In der Philosophie bezeichnet Dialektik eine Methode, die die Position, von der sie ausgeht, durch gegensätzliche Behauptungen infrage stellt, bevor am Ende beim Besten aus beiden Welten – im Idealfall – etwas noch Schlaueres entsteht.

 

Nun ist Enriko Maiwald kein Philosoph, sondern gelernter Physiotherapeut, angehender Facharzt für Allgemeinmedizin und Triathlet des TSR Olympia. Doch im Gespräch mit den 45-Jährigen – am Sonntag einziger Starter des Vereins auf der Mitteldistanz beim NordseeMan – tun sich durchaus zwei Thesen-Welten auf.

Indoor-Training mit Blick aufs Streaming-Angebot

Da wäre These Nummer 1: „Triathleten sind Einzelkämpfer“, stellt der in der Nähe von Jena aufgewachsene Neu-Wilhelmshavener fest. Und ein paar Äußerungen und Regenschauer später besteht daran kein Zweifel mehr. Maiwald trainiert am liebsten in seiner Wohnung in Altengroden – auf dem Laufband oder radfahrend auf der Rolle.

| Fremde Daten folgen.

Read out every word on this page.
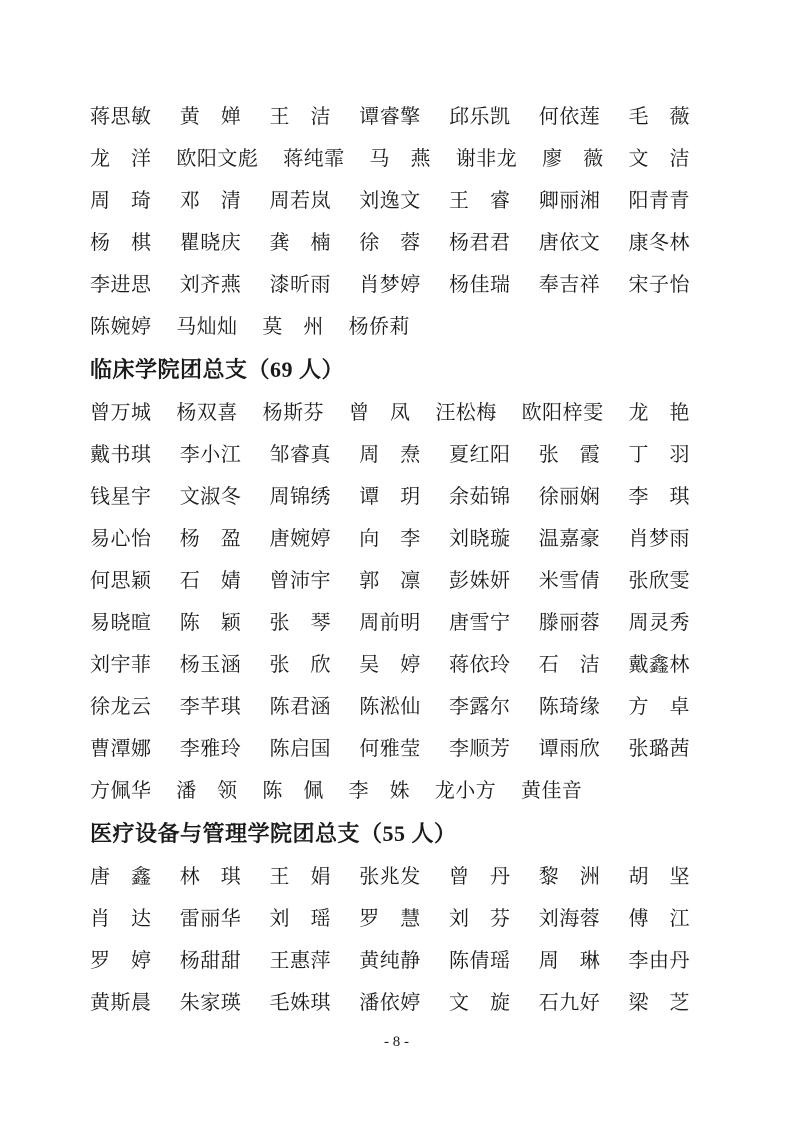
蒋思敏 黄　婵 王　洁 谭睿擎 邱乐凯 何依莲 毛　薇
龙　洋 欧阳文彪 蒋纯霏 马　燕 谢非龙 廖　薇 文　洁
周　琦 邓　清 周若岚 刘逸文 王　睿 卿丽湘 阳青青
杨　棋 瞿晓庆 龚　楠 徐　蓉 杨君君 唐依文 康冬林
李进思 刘齐燕 漆昕雨 肖梦婷 杨佳瑞 奉吉祥 宋子怡
陈婉婷	马灿灿	莫　州	杨侨莉
临床学院团总支（69 人）
曾万城 杨双喜 杨斯芬 曾　凤 汪松梅 欧阳梓雯 龙　艳
戴书琪 李小江 邹睿真 周　焘 夏红阳 张　霞 丁　羽
钱星宇 文淑冬 周锦绣 谭　玥 余茹锦 徐丽娴 李　琪
易心怡 杨　盈 唐婉婷 向　李 刘晓璇 温嘉豪 肖梦雨
何思颖 石　婧 曾沛宇 郭　凛 彭姝妍 米雪倩 张欣雯
易晓暄 陈　颖 张　琴 周前明 唐雪宁 滕丽蓉 周灵秀
刘宇菲 杨玉涵 张　欣 吴　婷 蒋依玲 石　洁 戴鑫林
徐龙云 李芊琪 陈君涵 陈淞仙 李露尔 陈琦缘 方　卓
曹潭娜 李雅玲 陈启国 何雅莹 李顺芳 谭雨欣 张璐茜
方佩华	潘　领	陈　佩	李　姝	龙小方	黄佳音
医疗设备与管理学院团总支（55 人）
唐　鑫 林　琪 王　娟 张兆发 曾　丹 黎　洲 胡　坚
肖　达 雷丽华 刘　瑶 罗　慧 刘　芬 刘海蓉 傅　江
罗　婷 杨甜甜 王惠萍 黄纯静 陈倩瑶 周　琳 李由丹
黄斯晨 朱家瑛 毛姝琪 潘依婷 文　旋 石九好 梁　芝
- 8 -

Keine Anfahrtswege, wetterunabhängig, flexible Trainingszeiten – das passt zeitlich perfekt in das Leben des Mediziners, der auf dem zweiten Bildungsweg das Abitur nachmachte, um Studieren zu können und später auch von 24-Stunden-Schichten im Krankenhaus ausgebremst wurde. Und ganz nebenbei kann Fantasy-Freund Maiwald durch das Heimtraining auch noch die eine oder andere Folge der Netflix-Staffeln von „The Witcher“ sehen.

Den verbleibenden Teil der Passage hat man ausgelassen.